Title: Pitfalls and remedies for penalized maximum likelihood estimation of Gaussian processes

Abstract: Gaussian processes (GPs) are popular as nonlinear regression models for expensive computer simulations, yet GP performance relies heavily on estimation of unknown covariance parameters. Maximum likelihood estimation (MLE) is common, but it can be plagued by numerical issues in small data settings.  The addition of a nugget helps but is not a cure-all.  Penalized likelihood methods may improve upon traditional MLE, but their success depends on tuning parameter selection. We introduce a new cross-validation (CV) metric called ”decorrelated prediction error” (DPE), within the penalized likelihood framework for GPs. Inspired by the Mahalanobis distance, DPE provides more consistent and reliable tuning parameter selection than traditional metrics like prediction error, particularly for K-fold CV. Our proposed metric performs comparably to standard MLE when penalization is unnecessary and outperforms traditional tuning parameter selection metrics in scenarios where regularization is beneficial, especially under the one-standard error rule. 

Sihyung Park

Title: Evaluating and Learning Optimal Dynamic Treatment Regimes under Truncation by Death

Abstract: Truncation by death, a prevalent challenge in critical care, renders traditional dynamic treatment regime (DTR) evaluation inapplicable due to ill-defined potential outcomes. We introduce a principal stratification-based method, focusing on the always-survivor value function. We derive a semiparametrically efficient, multiply robust estimator for multi-stage DTRs, demonstrating its robustness and efficiency. Empirical validation and an application to electronic health records showcase its utility for personalized treatment optimization.

James Robertson

Title: Prediction from possibilistic inferential models (IMs) applied to Gaussian mixtures

Abstract: Statistical inference in the style of Martin and Liu, referred to commonly as inferential models (IMs), offers proven assurances regarding validity, a desirable error control property only achievable through the use of imprecise probabilities. While this validity property is well-established in inference, there still remains work to be done in regard to valid prediction. This work explores one approach for valid prediction from a valid possibility contour, relying on a possibilistic Bernstein–von Mises theorem for its estimation via a Monte-Carlo style algorithm presented.

Ananya Roy

Title: E-values for measurement error models
Abstract: Measurement error in covariates fundamentally distorts the geometry of likelihood-based inference, leading to attenuation bias, loss of identifiability, and unstable statistical conclusions.
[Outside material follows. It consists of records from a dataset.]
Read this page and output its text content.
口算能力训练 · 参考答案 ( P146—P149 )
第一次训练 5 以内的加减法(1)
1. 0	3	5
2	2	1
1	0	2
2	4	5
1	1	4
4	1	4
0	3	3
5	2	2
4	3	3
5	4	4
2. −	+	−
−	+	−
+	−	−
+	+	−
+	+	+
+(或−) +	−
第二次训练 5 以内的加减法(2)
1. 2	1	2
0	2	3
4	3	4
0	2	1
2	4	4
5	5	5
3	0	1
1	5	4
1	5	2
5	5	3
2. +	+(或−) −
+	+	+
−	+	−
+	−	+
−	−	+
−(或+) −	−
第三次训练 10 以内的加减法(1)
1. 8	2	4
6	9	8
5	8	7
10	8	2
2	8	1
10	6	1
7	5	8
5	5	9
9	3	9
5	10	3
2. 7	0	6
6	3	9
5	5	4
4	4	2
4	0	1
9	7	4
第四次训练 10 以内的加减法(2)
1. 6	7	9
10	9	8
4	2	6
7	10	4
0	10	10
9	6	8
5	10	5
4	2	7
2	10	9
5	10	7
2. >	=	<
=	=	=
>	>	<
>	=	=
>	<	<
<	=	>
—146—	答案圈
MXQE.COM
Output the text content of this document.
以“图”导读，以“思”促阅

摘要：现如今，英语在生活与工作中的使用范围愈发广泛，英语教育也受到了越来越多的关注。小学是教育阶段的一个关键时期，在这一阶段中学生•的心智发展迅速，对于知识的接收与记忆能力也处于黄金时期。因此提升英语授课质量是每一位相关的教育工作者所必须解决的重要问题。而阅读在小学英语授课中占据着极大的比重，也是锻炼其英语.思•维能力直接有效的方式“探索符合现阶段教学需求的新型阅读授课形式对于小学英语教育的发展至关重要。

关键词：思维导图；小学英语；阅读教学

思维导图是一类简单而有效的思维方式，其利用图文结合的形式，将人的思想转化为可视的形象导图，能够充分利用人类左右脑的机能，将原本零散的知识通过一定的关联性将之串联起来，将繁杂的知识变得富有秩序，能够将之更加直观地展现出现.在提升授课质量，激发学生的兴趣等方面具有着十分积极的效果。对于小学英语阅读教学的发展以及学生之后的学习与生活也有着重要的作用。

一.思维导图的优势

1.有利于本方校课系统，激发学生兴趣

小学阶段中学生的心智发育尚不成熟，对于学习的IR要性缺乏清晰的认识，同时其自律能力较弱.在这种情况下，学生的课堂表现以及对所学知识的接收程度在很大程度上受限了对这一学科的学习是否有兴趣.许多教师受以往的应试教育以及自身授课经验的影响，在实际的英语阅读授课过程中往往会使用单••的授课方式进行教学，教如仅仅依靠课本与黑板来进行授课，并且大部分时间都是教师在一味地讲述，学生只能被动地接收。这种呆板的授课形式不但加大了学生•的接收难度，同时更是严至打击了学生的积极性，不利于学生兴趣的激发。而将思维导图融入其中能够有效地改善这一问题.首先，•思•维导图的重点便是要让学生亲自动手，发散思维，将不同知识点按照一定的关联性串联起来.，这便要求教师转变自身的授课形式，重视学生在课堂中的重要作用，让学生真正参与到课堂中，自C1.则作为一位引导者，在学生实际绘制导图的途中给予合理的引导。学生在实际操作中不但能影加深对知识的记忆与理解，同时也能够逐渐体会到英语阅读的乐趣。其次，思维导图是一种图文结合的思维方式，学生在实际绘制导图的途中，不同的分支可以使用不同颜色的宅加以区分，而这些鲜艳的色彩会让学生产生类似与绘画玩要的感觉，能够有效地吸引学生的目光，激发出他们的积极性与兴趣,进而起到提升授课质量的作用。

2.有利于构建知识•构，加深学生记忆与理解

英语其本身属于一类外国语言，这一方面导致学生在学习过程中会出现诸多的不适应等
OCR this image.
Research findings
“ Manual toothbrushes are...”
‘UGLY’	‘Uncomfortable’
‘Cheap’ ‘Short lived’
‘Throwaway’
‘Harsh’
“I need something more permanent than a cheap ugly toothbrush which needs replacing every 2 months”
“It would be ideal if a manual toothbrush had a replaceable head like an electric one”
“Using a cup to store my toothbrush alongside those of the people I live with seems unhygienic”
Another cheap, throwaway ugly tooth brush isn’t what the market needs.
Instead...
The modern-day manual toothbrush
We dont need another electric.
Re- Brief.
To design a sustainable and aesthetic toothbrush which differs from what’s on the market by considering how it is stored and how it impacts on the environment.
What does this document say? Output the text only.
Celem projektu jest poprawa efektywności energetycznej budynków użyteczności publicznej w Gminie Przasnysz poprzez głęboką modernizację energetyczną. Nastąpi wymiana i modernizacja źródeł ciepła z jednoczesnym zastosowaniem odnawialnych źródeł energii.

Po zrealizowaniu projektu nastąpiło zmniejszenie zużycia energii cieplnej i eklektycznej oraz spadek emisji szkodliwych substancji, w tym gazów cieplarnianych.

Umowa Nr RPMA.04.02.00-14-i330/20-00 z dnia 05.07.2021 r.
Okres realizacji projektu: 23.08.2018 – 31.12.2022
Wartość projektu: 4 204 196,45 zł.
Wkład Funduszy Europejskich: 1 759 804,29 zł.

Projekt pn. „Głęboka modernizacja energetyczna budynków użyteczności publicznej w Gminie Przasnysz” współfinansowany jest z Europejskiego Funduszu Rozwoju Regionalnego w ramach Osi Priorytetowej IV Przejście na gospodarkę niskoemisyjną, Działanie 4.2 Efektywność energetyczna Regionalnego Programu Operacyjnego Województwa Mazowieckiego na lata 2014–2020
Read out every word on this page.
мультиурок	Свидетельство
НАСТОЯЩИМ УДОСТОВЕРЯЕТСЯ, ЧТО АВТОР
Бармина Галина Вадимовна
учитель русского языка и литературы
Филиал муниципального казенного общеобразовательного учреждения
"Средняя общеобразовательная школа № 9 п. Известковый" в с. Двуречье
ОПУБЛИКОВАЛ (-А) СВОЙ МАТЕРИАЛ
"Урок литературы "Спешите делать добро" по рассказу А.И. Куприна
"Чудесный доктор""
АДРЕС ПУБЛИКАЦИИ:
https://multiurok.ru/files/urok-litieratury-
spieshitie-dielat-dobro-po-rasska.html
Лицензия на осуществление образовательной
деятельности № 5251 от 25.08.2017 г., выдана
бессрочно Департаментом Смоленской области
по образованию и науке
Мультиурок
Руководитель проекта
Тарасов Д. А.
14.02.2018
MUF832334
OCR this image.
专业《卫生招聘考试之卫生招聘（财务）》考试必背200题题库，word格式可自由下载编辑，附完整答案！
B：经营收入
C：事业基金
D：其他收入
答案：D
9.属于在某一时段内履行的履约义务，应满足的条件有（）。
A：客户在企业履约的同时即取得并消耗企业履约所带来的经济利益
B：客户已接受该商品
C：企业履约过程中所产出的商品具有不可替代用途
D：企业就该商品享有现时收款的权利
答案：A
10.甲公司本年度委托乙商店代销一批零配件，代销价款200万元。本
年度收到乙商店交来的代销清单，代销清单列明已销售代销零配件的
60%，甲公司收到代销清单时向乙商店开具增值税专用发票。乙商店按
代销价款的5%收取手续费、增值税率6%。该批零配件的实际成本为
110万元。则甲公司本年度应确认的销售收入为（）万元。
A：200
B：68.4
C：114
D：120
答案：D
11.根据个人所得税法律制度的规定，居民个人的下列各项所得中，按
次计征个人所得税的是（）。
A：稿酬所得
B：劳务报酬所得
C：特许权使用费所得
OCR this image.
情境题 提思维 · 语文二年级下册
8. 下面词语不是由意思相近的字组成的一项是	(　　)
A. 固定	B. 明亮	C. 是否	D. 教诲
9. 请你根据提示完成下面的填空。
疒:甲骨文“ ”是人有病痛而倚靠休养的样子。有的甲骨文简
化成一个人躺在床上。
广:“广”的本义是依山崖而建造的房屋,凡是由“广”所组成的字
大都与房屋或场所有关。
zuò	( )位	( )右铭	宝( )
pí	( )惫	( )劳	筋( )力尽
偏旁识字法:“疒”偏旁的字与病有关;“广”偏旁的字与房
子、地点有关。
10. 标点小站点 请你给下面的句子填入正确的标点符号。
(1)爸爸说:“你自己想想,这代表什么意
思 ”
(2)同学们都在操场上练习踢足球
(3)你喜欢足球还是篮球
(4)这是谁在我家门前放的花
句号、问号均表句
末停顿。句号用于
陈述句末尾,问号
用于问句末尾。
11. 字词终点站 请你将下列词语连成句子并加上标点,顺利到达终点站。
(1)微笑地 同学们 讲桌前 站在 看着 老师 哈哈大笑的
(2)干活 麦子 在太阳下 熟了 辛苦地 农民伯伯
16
This work investigates two foundational strategies for handling latent covariates in measurement error models – profiling and marginalization – within a unified likelihood framework. In particular, within the context of multiple testing we construct an e-value for each approach, pertaining to hypotheses about covariate effects in regression. Using the growth-rate optimality (GRO) criterion from safe testing theory, we derive analytical expressions for the expected evidence growth under each approach and establish their relative efficiency. Priors on the latent covariates emerge as a key ingredient for restoring identifiability and stabilizing inference, connecting classical regularization ideas with modern sequential optimality principles. Through both theoretical analysis and simulation, we demonstrate that profiling achieves systematically higher GRO values, indicating faster evidence accumulation. The results delineate clear regimes where one strategy dominates the other, clarifying the statistical and computational trade-offs inherent in inference under measurement error.